Shares in Shanghai and Hong Kong made little ground but Tokyo stocks followed Wall Street higher, as investors took some heart from news of trade talks between Washington and the European Union.
In Tokyo, the benchmark Nikkei 225 index advanced 0.89 percent or 190.70 points to 21,737.69.
Hong Kong's Hang Seng index also edged higher by 0.18 percent but China's main market, the Shanghai Composite Index, was fractionally down by 0.09 percent.
Investors broadly took to the sidelines with around $34 billion in US tariffs on Chinese goods set to be unveiled in the middle of the Asian trading session.
China has vowed to hit back immediately with a similar amount in tariffs.
But these could be just the first skirmishes in a trade war between the world's top two economies, with financial markets worried about a knock-on effect on the wider global economy and the broader trading system.
Trump has threatened to impose tariffs on some $450 billion of Chinese goods — virtually all of China's imports — as he seeks to advance his "America First" protectionist agenda.

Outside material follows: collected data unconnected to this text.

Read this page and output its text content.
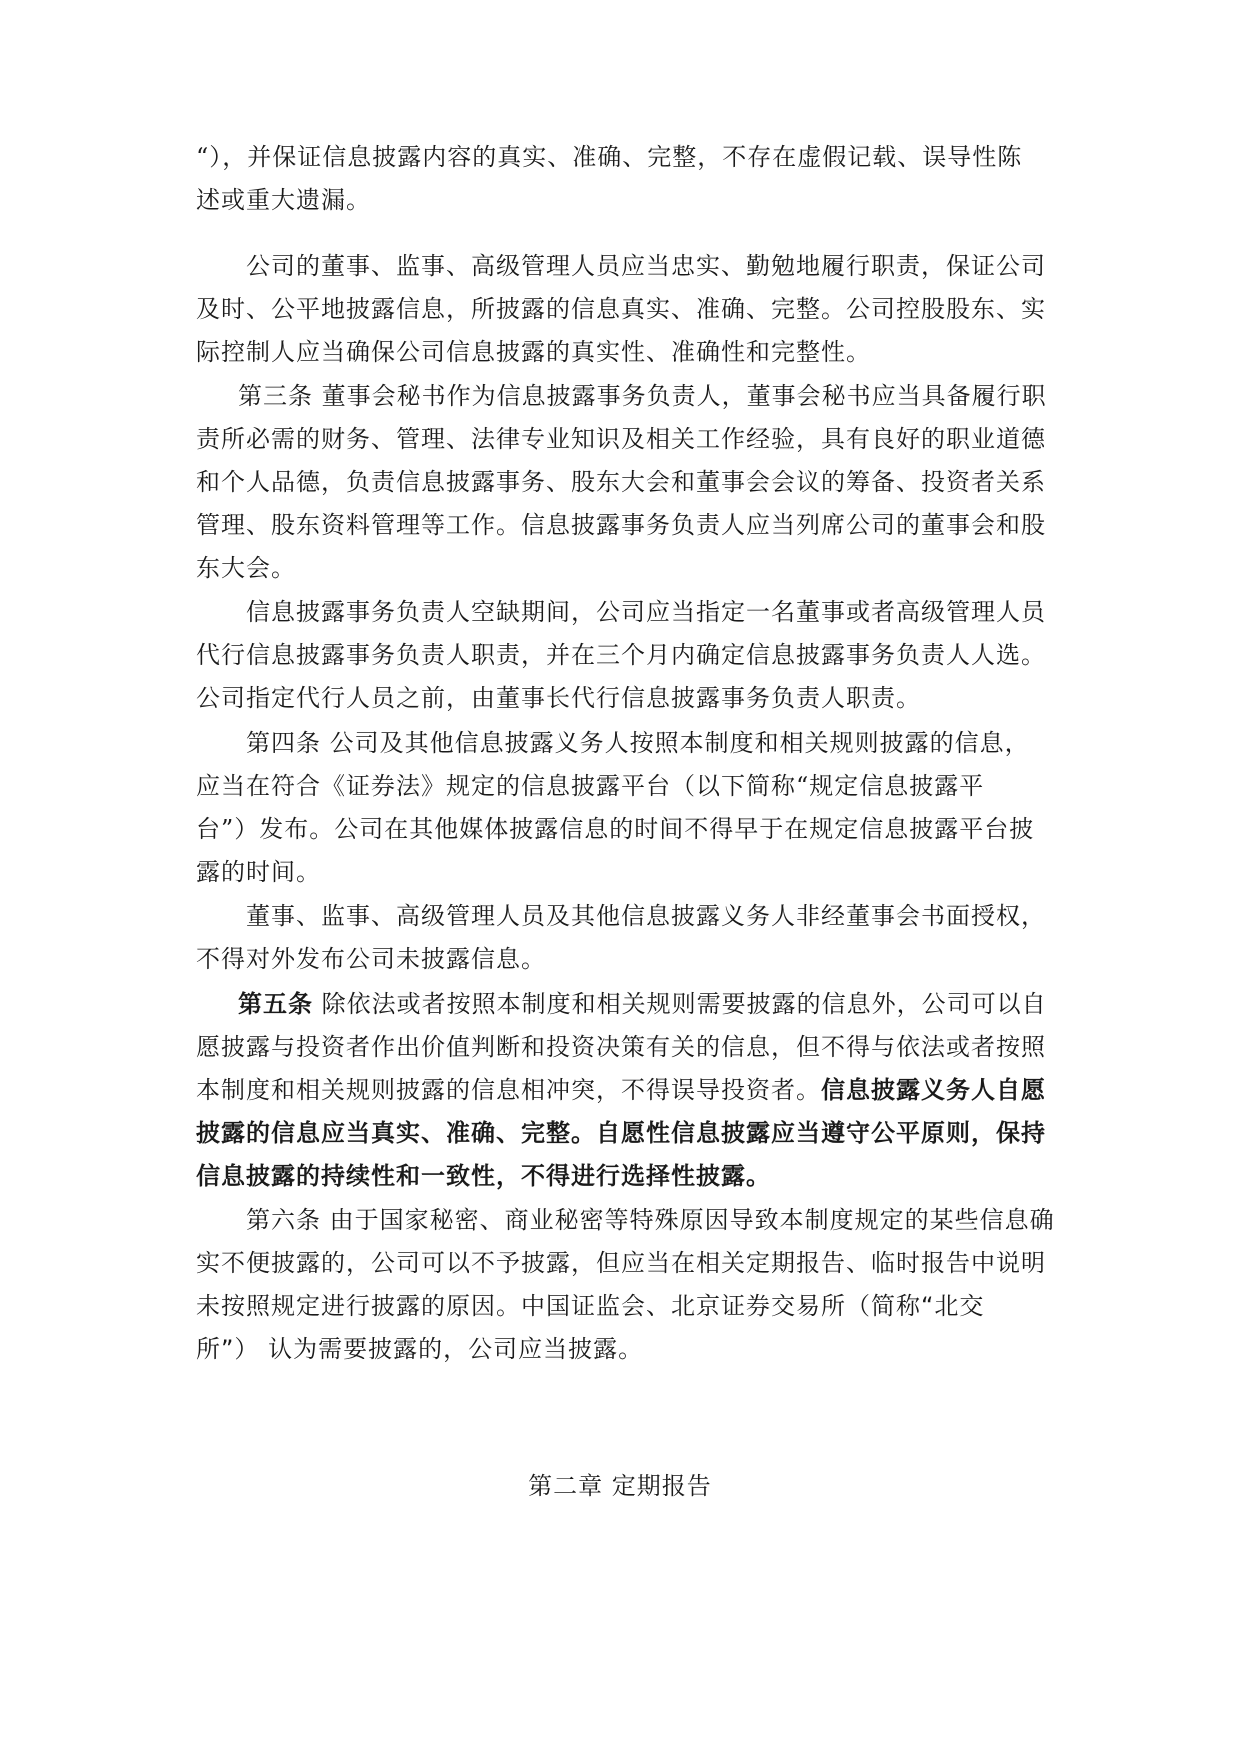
“），并保证信息披露内容的真实、准确、完整，不存在虚假记载、误导性陈
述或重大遗漏。
公司的董事、监事、高级管理人员应当忠实、勤勉地履行职责，保证公司
及时、公平地披露信息，所披露的信息真实、准确、完整。公司控股股东、实
际控制人应当确保公司信息披露的真实性、准确性和完整性。
第三条 董事会秘书作为信息披露事务负责人，董事会秘书应当具备履行职
责所必需的财务、管理、法律专业知识及相关工作经验，具有良好的职业道德
和个人品德，负责信息披露事务、股东大会和董事会会议的筹备、投资者关系
管理、股东资料管理等工作。信息披露事务负责人应当列席公司的董事会和股
东大会。
信息披露事务负责人空缺期间，公司应当指定一名董事或者高级管理人员
代行信息披露事务负责人职责，并在三个月内确定信息披露事务负责人人选。
公司指定代行人员之前，由董事长代行信息披露事务负责人职责。
第四条 公司及其他信息披露义务人按照本制度和相关规则披露的信息，
应当在符合《证券法》规定的信息披露平台（以下简称“规定信息披露平
台”）发布。公司在其他媒体披露信息的时间不得早于在规定信息披露平台披
露的时间。
董事、监事、高级管理人员及其他信息披露义务人非经董事会书面授权，
不得对外发布公司未披露信息。
第五条 除依法或者按照本制度和相关规则需要披露的信息外，公司可以自
愿披露与投资者作出价值判断和投资决策有关的信息，但不得与依法或者按照
本制度和相关规则披露的信息相冲突，不得误导投资者。信息披露义务人自愿
披露的信息应当真实、准确、完整。自愿性信息披露应当遵守公平原则，保持
信息披露的持续性和一致性，不得进行选择性披露。
第六条 由于国家秘密、商业秘密等特殊原因导致本制度规定的某些信息确
实不便披露的，公司可以不予披露，但应当在相关定期报告、临时报告中说明
未按照规定进行披露的原因。中国证监会、北京证券交易所（简称“北交
所”） 认为需要披露的，公司应当披露。
第二章 定期报告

Beijing has accused the US of "firing on the whole world" with the measures, pointing out that most of the Chinese goods under attack are made by companies with large foreign investment — including America.
Greg McKenna, chief market strategist at AxiTrader, said "there has been a subtle but distinct shift in the number of voices who are now saying this could all end up in a big global mess with a huge hit to global growth".
However, Hikaru Sato, senior technical analyst at Daiwa Securities, said the market "has already factored in" this stage of the US-China trade battle and is looking towards the next spat.
Zero tariffs
In the US and Europe, traders were cheered by comments from the US ambassador in Berlin, who told bosses of Germany's biggest car firms that Washington was calling on the EU to bring tariffs to zero on car imports — in exchange for equal treatment by the US.
This drove European car stocks sharply higher and dragged up wider markets.
In New York, traders returned from the July 4 holiday in a relatively bullish mood, pushing the Dow Jones index up nearly one percent as they cheered solid US employment data.
Auto giants led the gains — buoyed by the headlines from Berlin — and tech stocks like Google parent company Alphabet and Facebook were also higher.
Oil prices were also sharply lower amid pressure by US President Donald Trump on the oil exporting cartel OPEC to cut prices.